Craft C M, Zhan-Poe X
The Mary D. Allen Laboratory for Vision Research, Doheny Eye Institute, Department of Cell and Neurobiology, Keck School of Medicine of the University of Southern California School, 1333 San Pablo Street, BMT 401, Los Angeles, CA, USA.
Brain Res Mol Brain Res. 2000 Feb 22;75(2):198-207. doi: 10.1016/s0169-328x(99)00278-8.
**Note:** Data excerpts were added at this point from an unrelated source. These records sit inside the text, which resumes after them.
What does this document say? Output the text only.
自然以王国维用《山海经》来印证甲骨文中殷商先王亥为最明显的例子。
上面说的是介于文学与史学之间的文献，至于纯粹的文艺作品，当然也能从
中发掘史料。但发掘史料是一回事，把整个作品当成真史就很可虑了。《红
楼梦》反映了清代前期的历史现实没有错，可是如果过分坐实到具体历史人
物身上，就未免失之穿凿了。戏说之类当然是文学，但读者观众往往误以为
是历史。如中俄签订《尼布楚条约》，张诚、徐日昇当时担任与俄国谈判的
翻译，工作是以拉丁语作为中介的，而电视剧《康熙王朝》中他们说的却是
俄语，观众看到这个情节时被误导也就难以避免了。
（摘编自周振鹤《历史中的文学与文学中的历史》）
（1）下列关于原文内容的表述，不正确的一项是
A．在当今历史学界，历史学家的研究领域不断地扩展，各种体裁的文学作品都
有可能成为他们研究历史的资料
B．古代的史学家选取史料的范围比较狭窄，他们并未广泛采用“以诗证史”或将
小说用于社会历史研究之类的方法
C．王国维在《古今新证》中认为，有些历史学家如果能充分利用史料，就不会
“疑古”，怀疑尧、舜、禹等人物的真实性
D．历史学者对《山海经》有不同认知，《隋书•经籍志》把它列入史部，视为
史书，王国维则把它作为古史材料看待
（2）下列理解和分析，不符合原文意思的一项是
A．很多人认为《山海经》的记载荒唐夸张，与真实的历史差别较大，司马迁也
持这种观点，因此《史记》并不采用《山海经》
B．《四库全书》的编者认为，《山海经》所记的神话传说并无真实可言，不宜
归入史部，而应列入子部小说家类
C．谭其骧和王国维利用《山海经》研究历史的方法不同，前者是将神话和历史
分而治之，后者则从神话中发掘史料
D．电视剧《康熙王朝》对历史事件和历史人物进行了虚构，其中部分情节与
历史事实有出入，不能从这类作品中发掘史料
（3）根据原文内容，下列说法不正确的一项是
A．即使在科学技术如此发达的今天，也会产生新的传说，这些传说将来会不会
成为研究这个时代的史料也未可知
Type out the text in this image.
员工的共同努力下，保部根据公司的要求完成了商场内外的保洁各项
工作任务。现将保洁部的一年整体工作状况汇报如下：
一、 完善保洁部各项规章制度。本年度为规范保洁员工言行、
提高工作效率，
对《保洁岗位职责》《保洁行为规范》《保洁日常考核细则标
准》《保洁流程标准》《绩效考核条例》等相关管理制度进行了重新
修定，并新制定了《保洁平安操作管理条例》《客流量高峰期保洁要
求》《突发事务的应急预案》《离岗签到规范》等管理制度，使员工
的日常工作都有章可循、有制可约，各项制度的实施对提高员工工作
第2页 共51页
Melatonin is synthesized in pinealocytes of the pineal gland and in photoreceptors of the retina. Synthesis rate from serotonin to melatonin is controlled by the rapid and dramatic enzymatic increase in darkness of serotonin N-acetyltransferase (arylalkylamine N-acetyltransferase, AA-NAT, EC 2.3.1.87) and hydroxyindole-O-methyltransferase (HIOMT, EC 2.1.1.4). The primary structure of these critical indoleamine enzymes is now known and the regulation of the enzyme catalysis can be examined. As a first step, the conserved cysteine (C) and histidine (H) residues were targeted for site-directed mutagenesis as potential amino acid residues involved in the N-acetylation reaction of AA-NAT. Our studies concluded that among 6 histidine (H) to alanine (A) mutations, three residues (H110A, H118A, H120A) within the AA-NAT protein showed little or no enzymatic activity, whereas the others (H28A, H70A, H125A) retained enzymatic activity, compared to the unaltered AA-NAT protein. Cysteine to alanine mutations, C37A and C177A, had no significant effect on the AA-NAT enzymatic activity; however, C61A had a four-fold increase in K(m) for acetyl CoA and an altered sensitivity to the thiol modification chemical, N-ethylmaleimide (NEM), implying that C61 may participate in the acetyl CoA binding. Further studies examined the AA-NAT enzyme regulation of the highly conserved carboxyl terminus. When 12 terminal amino acid residues were deleted systematically from the carboxyl terminus of the 205 amino acid residue AA-NAT protein, enzyme activity was retained. However, further residue deletion resulted in enzyme activity plummeting, implicating that the essential information either for the correct structural folding into an active enzyme form or for enzyme stability is in the 193 residues. To test the relative importance of the AA-NAT carboxyl terminal region, a single leucine (L) was altered to alanine (A) or proline (P). Both mutants, either L193A or L193P, had a marked decrease in AA-NAT enzymatic activity and a decrease in thermal stability, suggesting the leucine, in addition to the cysteine and histidine residues, is involved in either enzyme catalysis or stability. In light of the recently reported three-dimensional structure of AA-NAT (17,18), the site-directed mutagenesis data demonstrate experimentally the importance of essential amino acid residues for acetyl CoA binding and AA-NAT activation.